Saving and strengthening Social Security is one of my top priorities. We must do so to live up to our obligation to senior citizens, and also to assure all Americans who are currently paying into the system that it will also be there when they retire. Congress took an important step last year when it insisted that the budget be balanced without dipping into to the Social Security Trust Fund. This, however, is only a beginning and not the end if we are to protect and to preserve Social Security.

The system is challenged because life expectancy in America has changed for the better. When the original system was designed in 1935, it was assumed that the average life expectancy would be 68 years. It has now increased to 76 years and will undoubtedly improve in the future as our health care system makes even more advances. Increased life expectancy, however, is not the only demographic change that challenges the system. The other is the ratio of workers to retirees. Social Security was designed on a “pay-as-you-go” principle, with the payroll taxes of today’s workers being used to pay the current benefits of those who retired. When these workers reach retirement, their retirement benefits would be paid by the others who were still in the work force. In 1945, there were 20 Americans working and paying into the system to support one retiree. Today Americans are having fewer children and fewer people are entering the work force. The ratio has dropped significantly to where there are only three workers for every retired or disabled American. Current population projections suggest that by the year 2033 there will be only two workers for every retiree.

The system is solvent for the present. By 2015, however, for the first time Social Security will have to pay out more in benefits than it will take in payroll taxes. There are five proposed options to address the problem of the system’s solvency. They are: (1) reduce benefits, (2) raise Social Security taxes, (3) raise other taxes and fund the program from general revenue, (4) raise the age at which citizens become eligible for benefits (the age of eligibility for full benefits is already scheduled to increase gradually to 70 in the coming decade), or (5) increase income to the Social Security Trust Fund through higher returns on investment.

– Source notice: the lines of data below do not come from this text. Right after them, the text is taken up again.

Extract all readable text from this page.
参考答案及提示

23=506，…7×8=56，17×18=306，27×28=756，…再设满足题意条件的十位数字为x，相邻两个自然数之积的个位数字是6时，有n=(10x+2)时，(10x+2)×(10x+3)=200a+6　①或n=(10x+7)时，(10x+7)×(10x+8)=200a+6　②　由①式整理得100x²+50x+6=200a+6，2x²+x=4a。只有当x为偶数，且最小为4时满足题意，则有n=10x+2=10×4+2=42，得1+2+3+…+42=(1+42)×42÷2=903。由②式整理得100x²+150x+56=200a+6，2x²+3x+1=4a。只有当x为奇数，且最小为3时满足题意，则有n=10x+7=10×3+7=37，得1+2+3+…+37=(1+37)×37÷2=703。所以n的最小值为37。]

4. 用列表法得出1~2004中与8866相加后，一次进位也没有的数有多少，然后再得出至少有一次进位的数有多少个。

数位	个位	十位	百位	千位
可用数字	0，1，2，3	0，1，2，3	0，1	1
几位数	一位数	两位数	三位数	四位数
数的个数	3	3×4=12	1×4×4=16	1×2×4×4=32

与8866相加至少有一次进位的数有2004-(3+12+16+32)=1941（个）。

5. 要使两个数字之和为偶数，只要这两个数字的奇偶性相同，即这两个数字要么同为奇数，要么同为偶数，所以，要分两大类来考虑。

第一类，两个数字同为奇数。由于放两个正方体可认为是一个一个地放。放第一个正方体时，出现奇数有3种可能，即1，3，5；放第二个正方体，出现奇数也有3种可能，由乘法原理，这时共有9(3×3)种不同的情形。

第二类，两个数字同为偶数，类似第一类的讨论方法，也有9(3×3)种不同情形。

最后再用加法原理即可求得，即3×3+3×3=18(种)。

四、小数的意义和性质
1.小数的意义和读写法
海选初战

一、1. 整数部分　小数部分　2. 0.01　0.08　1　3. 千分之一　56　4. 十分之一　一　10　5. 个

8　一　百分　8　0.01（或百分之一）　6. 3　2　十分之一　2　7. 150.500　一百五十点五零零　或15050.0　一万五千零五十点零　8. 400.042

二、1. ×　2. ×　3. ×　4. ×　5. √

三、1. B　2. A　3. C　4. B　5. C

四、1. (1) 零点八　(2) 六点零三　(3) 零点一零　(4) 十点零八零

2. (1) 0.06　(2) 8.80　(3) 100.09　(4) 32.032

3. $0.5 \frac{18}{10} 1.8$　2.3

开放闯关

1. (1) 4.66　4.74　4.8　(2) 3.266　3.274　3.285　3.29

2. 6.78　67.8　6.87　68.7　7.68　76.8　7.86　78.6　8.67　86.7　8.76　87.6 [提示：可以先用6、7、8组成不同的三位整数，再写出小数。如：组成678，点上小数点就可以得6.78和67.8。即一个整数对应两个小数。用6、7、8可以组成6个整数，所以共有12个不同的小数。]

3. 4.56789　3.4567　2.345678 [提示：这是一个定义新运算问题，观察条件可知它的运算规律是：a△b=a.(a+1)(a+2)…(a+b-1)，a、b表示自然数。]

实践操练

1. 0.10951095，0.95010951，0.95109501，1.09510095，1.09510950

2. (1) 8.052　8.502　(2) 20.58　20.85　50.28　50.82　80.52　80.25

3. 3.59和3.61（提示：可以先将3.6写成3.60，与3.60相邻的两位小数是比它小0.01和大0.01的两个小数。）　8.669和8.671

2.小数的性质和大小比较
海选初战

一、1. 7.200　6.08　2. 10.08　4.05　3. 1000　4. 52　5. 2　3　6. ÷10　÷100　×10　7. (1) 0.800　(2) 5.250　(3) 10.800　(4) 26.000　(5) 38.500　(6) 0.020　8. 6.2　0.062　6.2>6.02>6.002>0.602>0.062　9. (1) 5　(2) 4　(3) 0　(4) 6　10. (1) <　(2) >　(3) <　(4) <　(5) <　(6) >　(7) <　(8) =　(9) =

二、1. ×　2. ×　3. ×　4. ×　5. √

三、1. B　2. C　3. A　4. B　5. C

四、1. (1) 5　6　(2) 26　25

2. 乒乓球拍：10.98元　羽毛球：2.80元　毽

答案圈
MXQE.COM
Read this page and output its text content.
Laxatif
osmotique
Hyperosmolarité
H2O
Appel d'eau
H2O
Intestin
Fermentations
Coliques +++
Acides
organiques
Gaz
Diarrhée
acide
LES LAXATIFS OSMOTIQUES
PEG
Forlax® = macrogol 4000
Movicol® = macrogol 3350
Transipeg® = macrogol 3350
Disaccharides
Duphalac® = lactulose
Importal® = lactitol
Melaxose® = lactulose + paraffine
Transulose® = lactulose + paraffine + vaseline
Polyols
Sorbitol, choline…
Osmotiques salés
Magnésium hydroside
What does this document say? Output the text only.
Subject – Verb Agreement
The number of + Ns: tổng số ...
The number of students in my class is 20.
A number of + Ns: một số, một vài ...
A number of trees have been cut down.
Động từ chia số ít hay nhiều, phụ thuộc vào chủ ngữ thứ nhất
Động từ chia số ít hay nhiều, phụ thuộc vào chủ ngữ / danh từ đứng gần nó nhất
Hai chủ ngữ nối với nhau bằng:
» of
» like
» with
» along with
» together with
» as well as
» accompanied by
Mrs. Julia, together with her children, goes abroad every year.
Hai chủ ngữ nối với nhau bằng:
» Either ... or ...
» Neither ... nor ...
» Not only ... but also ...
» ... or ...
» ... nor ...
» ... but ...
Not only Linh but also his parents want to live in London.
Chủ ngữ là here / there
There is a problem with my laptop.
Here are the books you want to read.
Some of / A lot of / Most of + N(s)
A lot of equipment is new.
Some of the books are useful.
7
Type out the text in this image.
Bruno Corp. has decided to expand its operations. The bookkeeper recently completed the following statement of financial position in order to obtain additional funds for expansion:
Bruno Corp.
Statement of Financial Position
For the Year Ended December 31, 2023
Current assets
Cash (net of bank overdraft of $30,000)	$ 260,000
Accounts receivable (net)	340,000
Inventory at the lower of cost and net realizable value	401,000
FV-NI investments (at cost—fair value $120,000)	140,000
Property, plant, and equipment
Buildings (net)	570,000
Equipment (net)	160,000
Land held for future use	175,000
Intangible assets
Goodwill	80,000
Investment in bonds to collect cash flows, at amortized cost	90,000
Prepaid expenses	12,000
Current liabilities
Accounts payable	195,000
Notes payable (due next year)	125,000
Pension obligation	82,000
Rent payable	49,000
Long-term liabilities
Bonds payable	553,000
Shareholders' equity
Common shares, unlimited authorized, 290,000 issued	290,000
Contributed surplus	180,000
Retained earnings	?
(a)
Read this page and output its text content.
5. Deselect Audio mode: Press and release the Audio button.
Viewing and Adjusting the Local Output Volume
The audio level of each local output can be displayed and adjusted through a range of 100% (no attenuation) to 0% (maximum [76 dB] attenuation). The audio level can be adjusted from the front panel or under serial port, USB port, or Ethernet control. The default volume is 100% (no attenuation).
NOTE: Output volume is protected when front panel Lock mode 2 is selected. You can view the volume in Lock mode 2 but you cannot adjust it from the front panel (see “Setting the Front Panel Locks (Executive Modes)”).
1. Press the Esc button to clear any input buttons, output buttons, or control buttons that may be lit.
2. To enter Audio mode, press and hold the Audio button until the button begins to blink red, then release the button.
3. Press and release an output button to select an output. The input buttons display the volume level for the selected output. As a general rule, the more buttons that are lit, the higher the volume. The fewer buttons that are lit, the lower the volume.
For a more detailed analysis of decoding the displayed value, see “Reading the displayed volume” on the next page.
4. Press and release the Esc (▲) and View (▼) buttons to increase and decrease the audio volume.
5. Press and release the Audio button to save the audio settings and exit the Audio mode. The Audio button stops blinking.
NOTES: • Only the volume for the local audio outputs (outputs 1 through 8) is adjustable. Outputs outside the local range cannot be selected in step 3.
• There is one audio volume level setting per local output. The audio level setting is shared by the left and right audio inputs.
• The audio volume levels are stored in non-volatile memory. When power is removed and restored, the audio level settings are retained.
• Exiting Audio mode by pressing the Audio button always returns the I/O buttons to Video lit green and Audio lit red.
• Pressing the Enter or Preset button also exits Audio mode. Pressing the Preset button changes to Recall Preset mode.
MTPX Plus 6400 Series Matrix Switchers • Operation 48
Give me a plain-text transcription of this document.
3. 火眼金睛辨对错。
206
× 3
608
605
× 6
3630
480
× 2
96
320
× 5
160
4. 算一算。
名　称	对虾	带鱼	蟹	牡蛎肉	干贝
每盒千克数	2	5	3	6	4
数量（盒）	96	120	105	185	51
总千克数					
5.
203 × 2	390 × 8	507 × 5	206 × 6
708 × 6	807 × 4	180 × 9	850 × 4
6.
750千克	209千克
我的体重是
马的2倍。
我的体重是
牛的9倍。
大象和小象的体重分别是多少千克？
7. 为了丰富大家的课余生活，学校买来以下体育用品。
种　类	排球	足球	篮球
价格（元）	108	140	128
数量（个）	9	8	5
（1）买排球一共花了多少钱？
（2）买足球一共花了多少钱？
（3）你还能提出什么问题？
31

While all of these options are “on the table,” I believe that our best option to ensure solvency is to increase the value of the Social Security Trust Fund-option five. As a practical matter, the adoption of this approach means allowing workers to invest a portion of their payroll taxes, probable between one-sixth or one-fourth or two to three percent, in private equities that have historically yielded rates of return more than triple the current return on Social Security investment. A bipartisan consensus is developing and supported in public opinion polls that each citizen should have his or her individual Social Security account to be invested in private securities. The individual, not the federal government, would direct these investments, subject to strict guidelines to ensure safe investments. The federal government’s Thrift Savings Plan for its own employees serves as a successful model for this type of safe securities-based retirement planning. By adding significantly improved returns to other revenues like the rest of the FICA taxes, the Social Security surpluses while they last until 2014, and the application of income tax revenues resulting from this increased investment, we should be able to guarantee full benefits for all retirees in the years ahead. Unlike the existing Social Security program, which cannot possibly guarantee the benefits it promises, the addition of personal retirement accounts will guarantee existing benefits for all generations.

There are those, of course, who distort the framing of the problem and call this solution a risky scheme. Like the proverbial ostrich, they stick their heads in the sand, and need to come up for air and a dose of reality. The only risky scheme is to do nothing. Any change in the Social Security program should be supported by the American people. The election of Governor George Bush, who supports this kind of reform, will provide that mandate. It will strengthen and preserve our very important Social Security system not only for current retirees, but for generations to come.